# Star link



## Mike1950 (Sep 16, 2022)

Last year we got on Star link waiting list. Got impatient so we ordered the RV set up. Not as powerfull and lower on priority list.
Installation: people complain about having to install themselves. Yikes you put it on roof turn it on and that is all. It points itself. 
Speed. Lighting fast but at night be low on priority list slowed way down. 
Reluctantly we sent it back. We hate Comcast. 
2 weeks later, we came up on list for regular unit. It will be here Monday. I will review it here.

Reactions: Like 5 | Way Cool 1 | Informative 2


----------



## Gdurfey (Sep 16, 2022)

I like mine.

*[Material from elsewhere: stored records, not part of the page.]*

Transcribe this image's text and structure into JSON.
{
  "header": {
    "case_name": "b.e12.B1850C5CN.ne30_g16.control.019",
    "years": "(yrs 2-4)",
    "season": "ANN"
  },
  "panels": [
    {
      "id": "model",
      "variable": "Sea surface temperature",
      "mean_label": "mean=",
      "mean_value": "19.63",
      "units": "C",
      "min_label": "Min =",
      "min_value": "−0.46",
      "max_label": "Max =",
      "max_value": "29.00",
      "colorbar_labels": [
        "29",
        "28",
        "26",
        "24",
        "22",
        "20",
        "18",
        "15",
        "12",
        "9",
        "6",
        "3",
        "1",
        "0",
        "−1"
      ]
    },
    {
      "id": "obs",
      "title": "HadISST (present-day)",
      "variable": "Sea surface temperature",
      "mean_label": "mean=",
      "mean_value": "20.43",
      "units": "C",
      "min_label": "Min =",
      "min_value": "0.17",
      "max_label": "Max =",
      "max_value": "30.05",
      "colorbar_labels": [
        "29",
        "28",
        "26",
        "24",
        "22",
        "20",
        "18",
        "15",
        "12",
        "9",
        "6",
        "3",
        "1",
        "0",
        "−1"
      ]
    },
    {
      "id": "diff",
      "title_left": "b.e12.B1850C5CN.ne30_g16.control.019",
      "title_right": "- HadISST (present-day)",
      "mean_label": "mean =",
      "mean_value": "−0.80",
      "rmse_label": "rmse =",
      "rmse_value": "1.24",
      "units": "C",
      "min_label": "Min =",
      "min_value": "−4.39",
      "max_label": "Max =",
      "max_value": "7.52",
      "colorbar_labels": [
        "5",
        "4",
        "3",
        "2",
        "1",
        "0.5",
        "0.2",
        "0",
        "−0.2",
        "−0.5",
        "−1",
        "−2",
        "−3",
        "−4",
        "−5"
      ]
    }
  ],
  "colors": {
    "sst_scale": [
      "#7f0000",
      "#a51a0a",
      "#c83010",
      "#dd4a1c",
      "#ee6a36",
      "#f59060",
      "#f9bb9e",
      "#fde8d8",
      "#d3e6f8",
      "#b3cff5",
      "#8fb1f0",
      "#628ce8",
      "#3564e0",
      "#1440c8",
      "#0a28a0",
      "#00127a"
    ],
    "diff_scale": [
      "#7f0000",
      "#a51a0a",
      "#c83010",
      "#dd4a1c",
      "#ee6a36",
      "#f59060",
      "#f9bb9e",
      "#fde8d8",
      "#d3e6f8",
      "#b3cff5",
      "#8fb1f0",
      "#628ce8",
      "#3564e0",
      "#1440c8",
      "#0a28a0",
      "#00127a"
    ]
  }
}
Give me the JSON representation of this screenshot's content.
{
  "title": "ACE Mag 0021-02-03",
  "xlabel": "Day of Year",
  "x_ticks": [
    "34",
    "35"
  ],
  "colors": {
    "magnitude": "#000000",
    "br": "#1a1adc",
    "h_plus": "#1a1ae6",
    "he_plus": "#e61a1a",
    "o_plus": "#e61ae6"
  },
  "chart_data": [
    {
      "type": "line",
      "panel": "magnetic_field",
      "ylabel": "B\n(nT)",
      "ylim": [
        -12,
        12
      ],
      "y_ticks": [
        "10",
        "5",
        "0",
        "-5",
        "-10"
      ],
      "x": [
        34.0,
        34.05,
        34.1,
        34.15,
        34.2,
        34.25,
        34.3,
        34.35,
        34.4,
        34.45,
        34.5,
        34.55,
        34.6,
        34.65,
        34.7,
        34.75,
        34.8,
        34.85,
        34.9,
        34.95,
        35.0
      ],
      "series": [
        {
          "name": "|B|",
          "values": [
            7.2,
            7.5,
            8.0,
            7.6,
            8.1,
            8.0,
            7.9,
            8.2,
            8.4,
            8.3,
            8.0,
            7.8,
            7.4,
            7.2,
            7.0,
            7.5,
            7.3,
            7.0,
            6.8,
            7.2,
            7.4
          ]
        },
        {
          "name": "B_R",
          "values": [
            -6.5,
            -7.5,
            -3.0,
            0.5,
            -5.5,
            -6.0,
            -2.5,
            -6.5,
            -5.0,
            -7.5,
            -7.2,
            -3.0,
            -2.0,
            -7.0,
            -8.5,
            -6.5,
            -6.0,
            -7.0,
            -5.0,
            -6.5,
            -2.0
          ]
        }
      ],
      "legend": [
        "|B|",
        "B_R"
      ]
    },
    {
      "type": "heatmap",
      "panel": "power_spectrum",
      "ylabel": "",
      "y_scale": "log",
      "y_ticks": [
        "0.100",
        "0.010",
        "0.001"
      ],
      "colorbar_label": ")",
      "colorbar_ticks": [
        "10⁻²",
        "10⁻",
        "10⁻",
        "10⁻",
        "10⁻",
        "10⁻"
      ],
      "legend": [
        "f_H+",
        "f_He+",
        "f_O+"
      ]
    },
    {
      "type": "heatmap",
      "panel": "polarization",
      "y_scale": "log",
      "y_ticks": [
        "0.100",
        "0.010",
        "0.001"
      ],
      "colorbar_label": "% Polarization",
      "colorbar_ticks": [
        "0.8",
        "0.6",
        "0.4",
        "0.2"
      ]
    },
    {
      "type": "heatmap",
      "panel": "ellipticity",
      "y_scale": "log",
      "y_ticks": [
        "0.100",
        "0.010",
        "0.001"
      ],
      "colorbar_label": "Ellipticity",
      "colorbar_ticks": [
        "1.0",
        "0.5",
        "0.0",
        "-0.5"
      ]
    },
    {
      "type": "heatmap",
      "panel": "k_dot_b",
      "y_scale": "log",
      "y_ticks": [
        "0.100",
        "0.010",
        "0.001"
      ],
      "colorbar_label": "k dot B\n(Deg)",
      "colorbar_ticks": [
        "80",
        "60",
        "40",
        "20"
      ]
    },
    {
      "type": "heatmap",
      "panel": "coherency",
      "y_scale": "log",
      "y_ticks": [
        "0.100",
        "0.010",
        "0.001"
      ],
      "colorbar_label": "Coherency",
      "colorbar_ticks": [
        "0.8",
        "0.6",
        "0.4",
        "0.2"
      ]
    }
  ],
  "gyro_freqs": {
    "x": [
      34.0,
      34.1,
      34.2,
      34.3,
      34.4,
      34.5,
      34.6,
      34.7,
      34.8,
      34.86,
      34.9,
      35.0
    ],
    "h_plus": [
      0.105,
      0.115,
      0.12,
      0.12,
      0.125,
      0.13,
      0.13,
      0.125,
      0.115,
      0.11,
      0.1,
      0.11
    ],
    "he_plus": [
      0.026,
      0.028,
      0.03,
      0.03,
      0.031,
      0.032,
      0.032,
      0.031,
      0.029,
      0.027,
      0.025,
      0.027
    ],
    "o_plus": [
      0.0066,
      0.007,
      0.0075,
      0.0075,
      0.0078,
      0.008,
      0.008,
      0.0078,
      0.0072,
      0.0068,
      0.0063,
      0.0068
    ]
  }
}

I am still not up to full speed over my RV set up, but acceptable for our use!!!

Reactions: Like 2


----------



## Mike1950 (Sep 16, 2022)

Gdurfey said:


> I like mine. I am still not up to full speed over my RV set up, but acceptable for our use!!!


So you only have RV or both.


----------



## woodtickgreg (Sep 16, 2022)

I'll be interested to hear what you have to say on the home unit. I hate any of the cable or internet companies.

Reactions: Agree 2


----------



## Mike1950 (Sep 16, 2022)

woodtickgreg said:


> I'll be interested to hear what you have to say on the home unit. I hate any of the cable or internet companies.


Their customer service is mostly email. Quick response and very helpful. Kathie had to call century link for my mother today. 45 minutes to talk to someone.

Reactions: Sincere 1


----------



## barry richardson (Sep 16, 2022)

Mike1950 said:


> Their customer service is mostly email. Quick response and very helpful. Kathie had to call century link for my mother today. 45 minutes to talk to someone.


Yea, century link is terrible, over priced too, I'd like to get another provider too, looking forward to your review...

Reactions: Like 1


----------



## SENC (Sep 16, 2022)

Damn, Mike, I thought you just splurged for dial-up a few months ago!

Interested in your feedback - I got rid of all the cable companies and had fiber hooked up through ATT a while back - been very happy with it. They aren't as responsive as old Ma Bell, but I have to give ATT credit they came out to fix a cut line within a couple days just last week.

Reactions: Funny 3


----------



## Mike1950 (Sep 16, 2022)

SENC said:


> Damn, Mike, I thought you just splurged for dial-up a few months ago!
> 
> Interested in your feedback - I got rid of all the cable companies and had fiber hooked up through ATT a while back - been very happy with it. They aren't as responsive as old Ma Bell, but I have to give ATT credit they came out to fix a cut line within a couple days just last week.


I started with a brick and Mcloud in early 90's. changed to ATT when they bought McCloud . Att got crappy in mid 90s and I went to verizon. They still have best coverage in west, but i will change in a heartbeat to something better.

Reactions: Agree 1


----------



## Gdurfey (Sep 17, 2022)

Mike1950 said:


> So you only have RV or both.


Turned off the RV and am now on home. They said equipment was different in email correspondence with support. Looks the same to me, just a way to get another $600 out of me. Trying to figure out if I can sell my RV to a friend down the road. Seems I can’t get a straight answer from them.

Verizon is so overloaded out here I needed a good connection for work so went with RV. Glad I did as Verizon got worse. Not sure I would have been able to continue to hotspot for telework. I would have been between a rock and a hard spot for sure.

Reactions: Like 2


----------